General Motors announced it would offer buyouts to 18,000 salaried employees in North America with 12 or more years of experience, shortly after it released strong third-quarter financial results, with a 10.2-percent profit margin on earnings of $2.8 billion in North America alone last quarter.
The automaker notified employees of the voluntary severance program as part of a cost-savings effort to brace for an industry downturn and free capital for future technologies.
CEO Mary Barra said GM would be taking “steps to transform the workforce to ensure we have the right skill sets for today and the future while also driving significant efficiency.”
“We are doing this while our company and economy are strong,” said a GM statement. “The voluntary severance program for eligible salaried employees is one example of our efforts to improve cost efficiency.”
The company also said it would “evaluate the need to implement” other forms of layoffs after evaluating results of the voluntary program and other cost reduction efforts.
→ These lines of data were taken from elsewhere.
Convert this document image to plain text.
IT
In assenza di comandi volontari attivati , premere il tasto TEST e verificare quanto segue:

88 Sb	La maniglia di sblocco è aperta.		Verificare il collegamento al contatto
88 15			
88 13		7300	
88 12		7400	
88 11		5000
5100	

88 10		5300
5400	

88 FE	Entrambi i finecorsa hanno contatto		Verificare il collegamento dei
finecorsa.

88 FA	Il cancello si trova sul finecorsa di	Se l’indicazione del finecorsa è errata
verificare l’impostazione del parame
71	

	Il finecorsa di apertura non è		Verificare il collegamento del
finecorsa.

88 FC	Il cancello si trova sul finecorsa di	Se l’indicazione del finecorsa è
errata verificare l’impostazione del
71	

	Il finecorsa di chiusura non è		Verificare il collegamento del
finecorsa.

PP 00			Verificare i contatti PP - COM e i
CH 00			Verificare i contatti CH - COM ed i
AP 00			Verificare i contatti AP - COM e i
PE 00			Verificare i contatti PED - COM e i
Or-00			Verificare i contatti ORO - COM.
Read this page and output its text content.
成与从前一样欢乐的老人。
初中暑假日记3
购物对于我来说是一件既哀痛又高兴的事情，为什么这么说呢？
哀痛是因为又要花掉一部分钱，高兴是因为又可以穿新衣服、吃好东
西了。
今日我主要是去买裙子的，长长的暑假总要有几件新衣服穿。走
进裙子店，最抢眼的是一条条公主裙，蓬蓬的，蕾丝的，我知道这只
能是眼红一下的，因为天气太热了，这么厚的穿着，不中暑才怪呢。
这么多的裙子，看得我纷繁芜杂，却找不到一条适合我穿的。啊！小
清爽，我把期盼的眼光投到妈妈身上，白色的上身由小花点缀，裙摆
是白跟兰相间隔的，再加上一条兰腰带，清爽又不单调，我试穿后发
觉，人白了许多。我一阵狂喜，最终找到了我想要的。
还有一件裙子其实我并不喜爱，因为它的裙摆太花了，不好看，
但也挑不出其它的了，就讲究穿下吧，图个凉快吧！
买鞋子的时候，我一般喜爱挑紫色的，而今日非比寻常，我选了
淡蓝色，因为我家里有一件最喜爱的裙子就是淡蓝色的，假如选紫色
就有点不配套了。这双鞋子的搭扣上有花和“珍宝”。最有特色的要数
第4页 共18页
GM also has been making a push toward developing self-driving vehicle technology, electric vehicles and ride sharing services.
The last time GM offered buyout packages to salaried workers was in 2009, when the automaker was in a bankruptcy that claimed four of its eight U.S. brands, closed plants and almost forced the automaker to abandon its Detroit headquarters.
The news that GM is decimating its workforce was well received on Wall Street, as shares in the company went up more than 9 percent to close at $36.58.
GM employed around 180,000 people in 2017, down from 225,000 in 2016, so the job cuts would mean about a ten percent reduction in the firm’s workforce.